The Aftershock

Most of my morning was spent in silence, my thoughts like a blank page. I played with our youngest, and her smiles and laughs helped some; but the shock of the news of 29 people dead in less than 24 hours could not be waved away with some laughter and smiles. These events that continue to occur uniquely in our country are so unbelievably heavy for us to bear. They’re too heavy. With them come fears and lasting anxiety with every venture into public, whether it be a mundane shopping trip, a church, or a crowded festival. Even though the odds are still in our favor to die of numerous other causes, the statistics are overwhelming–251 mass shootings in the 216 days of this year (according to USA Today https://www.usatoday.com/story/news/nation/2019/08/03/el-paso-walmart-shooting-250th-mass-shooting-this-year/1913486001/ ), 292 in 216 days (according to Quartz https://qz.com/1681082/the-292-mass-shootings-in-the-us-so-far-this-year-mapped/).

 I don’t care about the difference in numbers. It’s still too damn many.

I needed to talk about it today but didn’t know how. I wanted to talk about the fears. I wanted to know how to raise my kids in this world. I couldn’t even get the words out. No one else seems to want to discuss it either. I posted a question in a SAHM’s forum about how individual families address these issues with their children, if at all, and my post wasn’t even approved for the public.

I get it. People don’t want it to get political. They want to go on living their lives. They don’t want to be brought down. Unfortunately, I don’t think that we as a public can go on with our heads in the sand. I don’t think that over 1,300 fatalities from mass shootings in 2019 is political either (Quartz, 2019). I think it’s a public health crisis. I think it’s a domestic terror crisis. There needs to be more action in our government in the name of public safety, but unfortunately public safety clashes with money, guns, and power. I could easily elaborate here, but this is not the place.

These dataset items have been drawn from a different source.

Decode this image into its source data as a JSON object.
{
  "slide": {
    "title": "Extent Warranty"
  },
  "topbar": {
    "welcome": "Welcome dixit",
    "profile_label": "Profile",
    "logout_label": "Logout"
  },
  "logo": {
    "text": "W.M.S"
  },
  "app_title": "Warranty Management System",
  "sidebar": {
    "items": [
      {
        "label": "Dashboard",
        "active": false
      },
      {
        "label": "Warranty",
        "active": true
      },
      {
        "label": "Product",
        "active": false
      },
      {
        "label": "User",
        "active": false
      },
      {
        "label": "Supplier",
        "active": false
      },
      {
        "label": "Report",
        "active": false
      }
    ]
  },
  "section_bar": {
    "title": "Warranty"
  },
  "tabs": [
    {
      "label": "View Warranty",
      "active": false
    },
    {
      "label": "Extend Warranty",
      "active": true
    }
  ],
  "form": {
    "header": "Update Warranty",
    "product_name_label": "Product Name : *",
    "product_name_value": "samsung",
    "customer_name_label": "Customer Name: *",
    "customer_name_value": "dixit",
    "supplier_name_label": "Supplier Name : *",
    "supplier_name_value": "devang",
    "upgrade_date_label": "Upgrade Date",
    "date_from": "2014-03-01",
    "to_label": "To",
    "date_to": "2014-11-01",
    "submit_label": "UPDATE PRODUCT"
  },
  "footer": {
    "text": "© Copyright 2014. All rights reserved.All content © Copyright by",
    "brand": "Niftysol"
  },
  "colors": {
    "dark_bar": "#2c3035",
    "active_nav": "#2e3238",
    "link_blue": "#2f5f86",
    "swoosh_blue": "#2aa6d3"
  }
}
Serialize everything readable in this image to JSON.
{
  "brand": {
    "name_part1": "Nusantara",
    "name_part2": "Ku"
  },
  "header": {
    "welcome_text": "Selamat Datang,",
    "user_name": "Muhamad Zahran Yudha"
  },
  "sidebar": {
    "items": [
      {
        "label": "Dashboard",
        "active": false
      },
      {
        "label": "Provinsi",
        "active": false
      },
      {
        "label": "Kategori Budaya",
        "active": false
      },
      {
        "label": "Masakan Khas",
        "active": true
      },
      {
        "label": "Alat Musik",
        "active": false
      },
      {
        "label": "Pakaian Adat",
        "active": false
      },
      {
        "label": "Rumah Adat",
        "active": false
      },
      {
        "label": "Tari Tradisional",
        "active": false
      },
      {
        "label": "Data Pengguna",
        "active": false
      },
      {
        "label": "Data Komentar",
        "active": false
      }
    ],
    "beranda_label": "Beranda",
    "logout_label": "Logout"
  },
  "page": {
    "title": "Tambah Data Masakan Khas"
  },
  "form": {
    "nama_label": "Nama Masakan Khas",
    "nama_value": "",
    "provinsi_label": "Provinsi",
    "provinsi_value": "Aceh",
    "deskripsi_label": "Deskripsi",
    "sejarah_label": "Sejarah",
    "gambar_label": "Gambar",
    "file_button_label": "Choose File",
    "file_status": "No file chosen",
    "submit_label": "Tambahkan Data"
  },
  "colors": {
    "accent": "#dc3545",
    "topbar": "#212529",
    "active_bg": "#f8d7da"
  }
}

I’m here to navigate motherhood. I’m here to continue living life in the face of fear. That’s what we all have to do. Work still goes on. Life still happens in the tragic face of sudden death.

We can’t quit. 

It’s just difficult to continue at the same pace, venturing out fearlessly. There aren’t many readers here, but I will still send my questions out into the void. How do you do it? How do you show your kids that this world can be beautiful–that life can be beautiful–even when there are people sitting behind screens, seething, plotting to take all of it away from as many people as possible? 

My sister and mom are phenomenal role models. My mother, without any hesitation, responded to my question, “No. You can’t live your life in fear. Yes, it is a really scary world. But it’s also a beautiful world that we should enjoy.” My sister responded similarly but with decidedly more caution in regard to her children, “My plan is to point out that for all the scary things they hear about, there are so many more good things that happen everyday, and go with that. I mean, I don’t need them burdened with all that at their ages. I have to tell myself that too.”

So that’s what I will attempt as well. And that’s what I’m guessing we all should attempt. Yes, we should have plans in place for safety, but we should also keep showing our kids the beauty and pleasure we can experience in this world (while we are fighting with our government for a safer country). Even though we as parents may carry the burden of fear, we should let our children be free in their ability to experience life as it happens–wherever it happens–without a second thought.